The two types of PKC algorithms are RSA, which is an acronym related to this algorithm's inventors: Rivest, Shamir and Adelman and Digital Signature Algorithm (DSA). PKC encryption evolved to meet the growing secure communication demands of multiple sectors and industries, such as the military.
PKC is also known as public key encyrption, asymmetric encryption, asymmetric cryptography, asymmetric cipher and asymmetric key encryption.
PKC is a cryptographic algorithm and cryptosystem component implemented by a variety of Internet standards, including Transport Layer Security (TLS), Pretty Good Privacy (PGP), GNU Privacy Guard (GPG), Secure Socket Layer (SSL) and Hypertext Transfer Protocol (HTTP) websites.
PKC facilitates secure communication through an insecure channel, which allows a message to be read by the intended recipient only. For example, A uses B's public key to encrypt a message to B, which can be decrypted using B's unique private key.
PKC maintains email privacy and ensures communication security while messages are in transit or stored on mail servers. PKC is also a DSA component used to authenticate a private key verifiable by anyone with authorized public key access, which validates message origin and sender. Thus, PKC facilitates confidentiality, data integrity, authentication and nonrepudiation, which form key Information Assurance (IA) parameters.

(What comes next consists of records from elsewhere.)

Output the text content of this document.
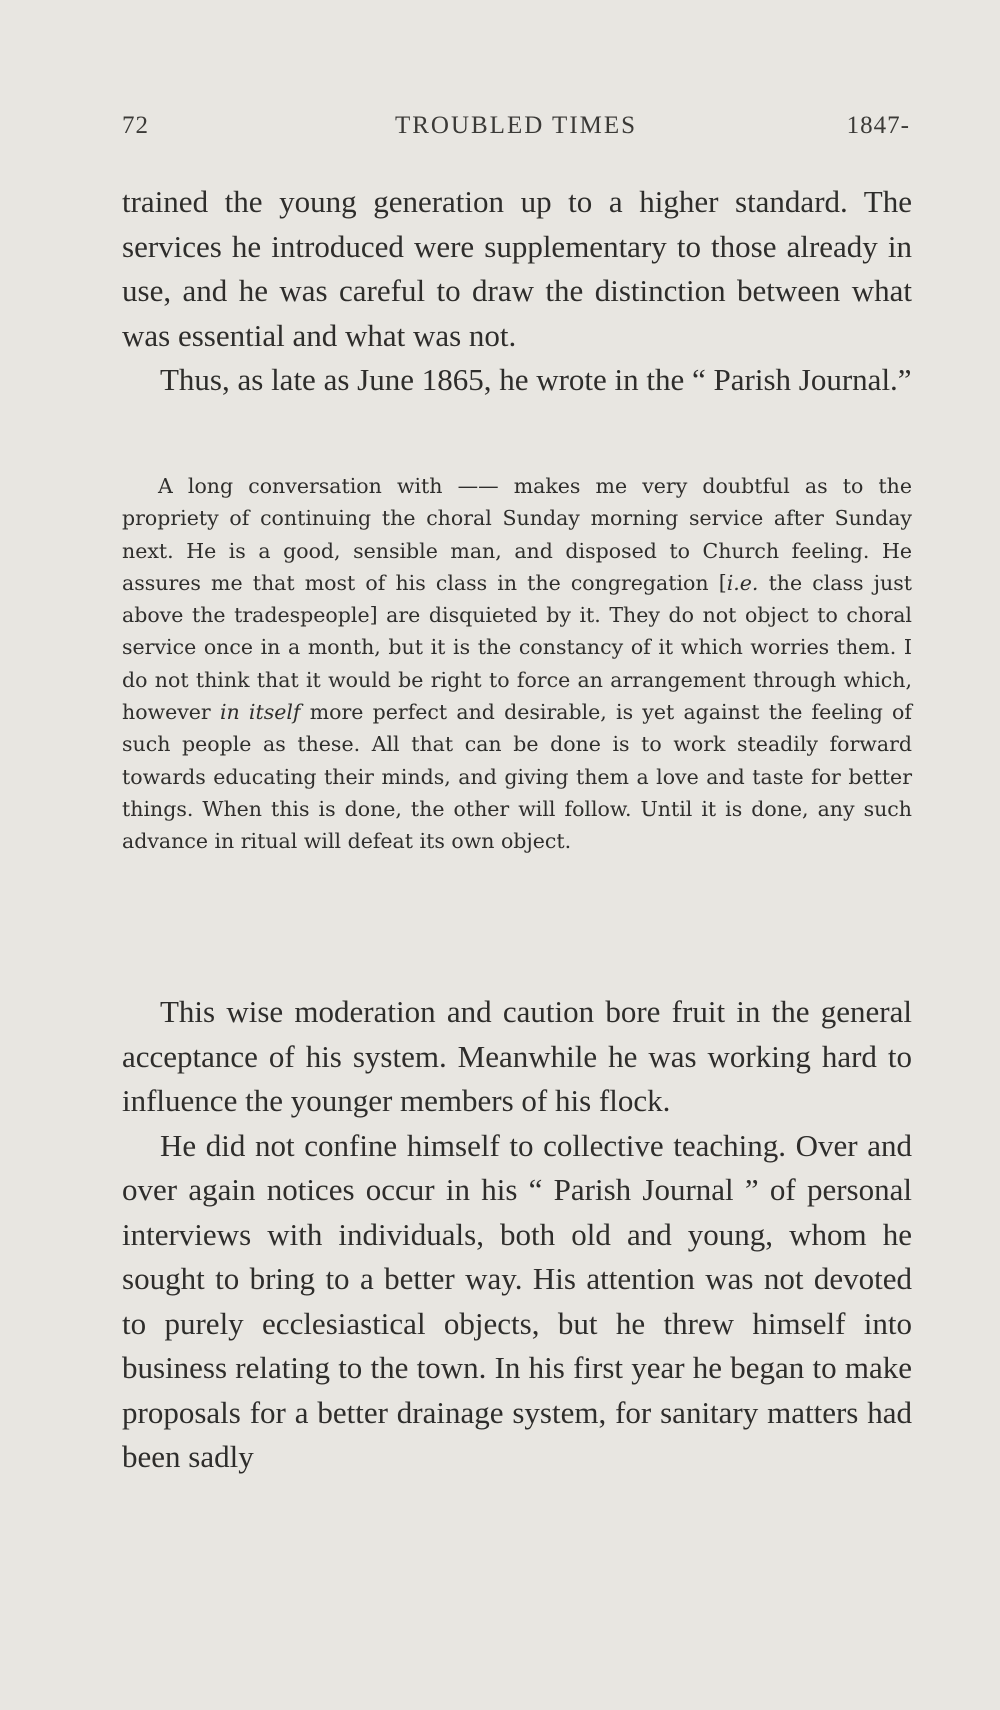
72	TROUBLED TIMES	1847-

trained the young generation up to a higher standard. The services he introduced were supplementary to those already in use, and he was careful to draw the distinction between what was essential and what was not.

Thus, as late as June 1865, he wrote in the “ Parish Journal.”

A long conversation with —— makes me very doubtful as to the propriety of continuing the choral Sunday morning service after Sunday next. He is a good, sensible man, and disposed to Church feeling. He assures me that most of his class in the congregation [i.e. the class just above the tradespeople] are disquieted by it. They do not object to choral service once in a month, but it is the constancy of it which worries them. I do not think that it would be right to force an arrangement through which, however in itself more perfect and desirable, is yet against the feeling of such people as these. All that can be done is to work steadily forward towards educating their minds, and giving them a love and taste for better things. When this is done, the other will follow. Until it is done, any such advance in ritual will defeat its own object.

This wise moderation and caution bore fruit in the general acceptance of his system. Meanwhile he was working hard to influence the younger members of his flock.

He did not confine himself to collective teaching. Over and over again notices occur in his “ Parish Journal ” of personal interviews with individuals, both old and young, whom he sought to bring to a better way. His attention was not devoted to purely ecclesiastical objects, but he threw himself into business relating to the town. In his first year he began to make proposals for a better drainage system, for sanitary matters had been sadly
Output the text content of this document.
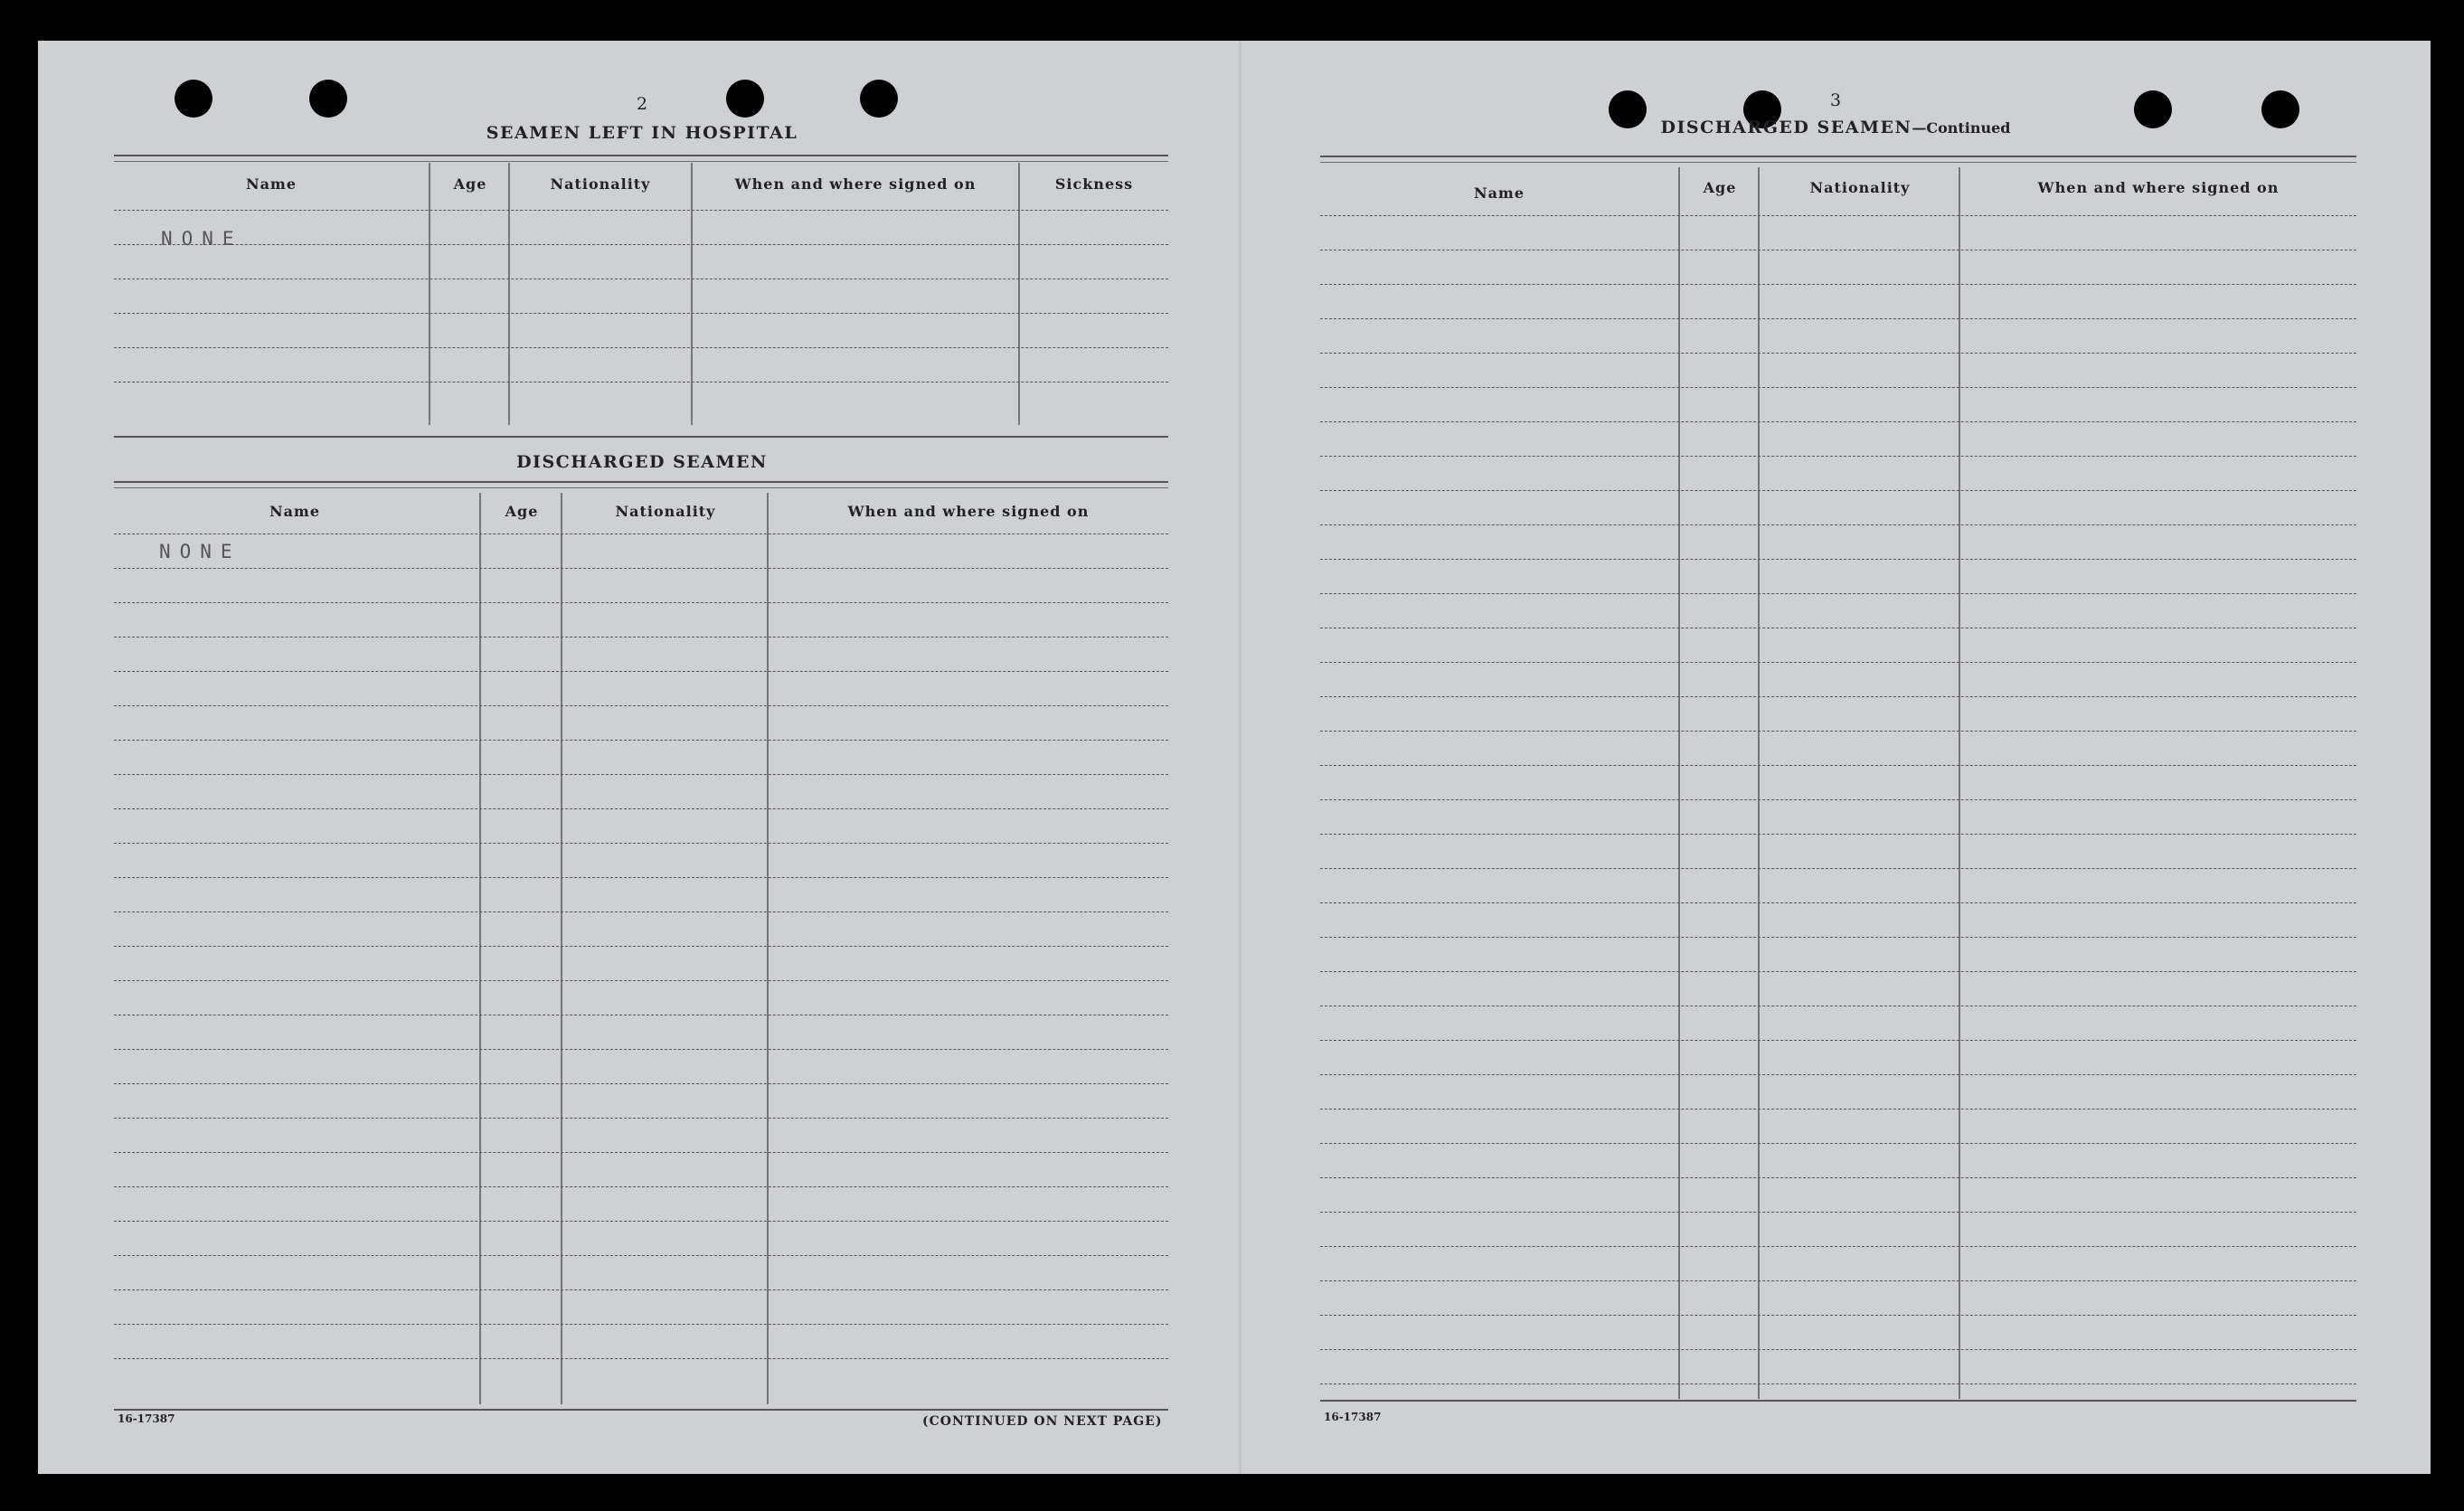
2
SEAMEN LEFT IN HOSPITAL
Name	Age	Nationality	When and where signed on	Sickness
NONE
DISCHARGED SEAMEN
Name	Age	Nationality	When and where signed on
NONE
16-17387	(CONTINUED ON NEXT PAGE)
3
DISCHARGED SEAMEN—Continued
Name	Age	Nationality	When and where signed on
16-17387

PKC is slower than secret key cryptography (or symmetric cryptography) methods, due to high computational requirements. Unlike symmetric cryptography, PKC uses a fixed buffer size, depending on particular and small data amounts, which may only be encrypted and not chained in streams. Because a broad range of possible encryption keys are used, PKC is more robust and less suscreptible to third party security breach attempts.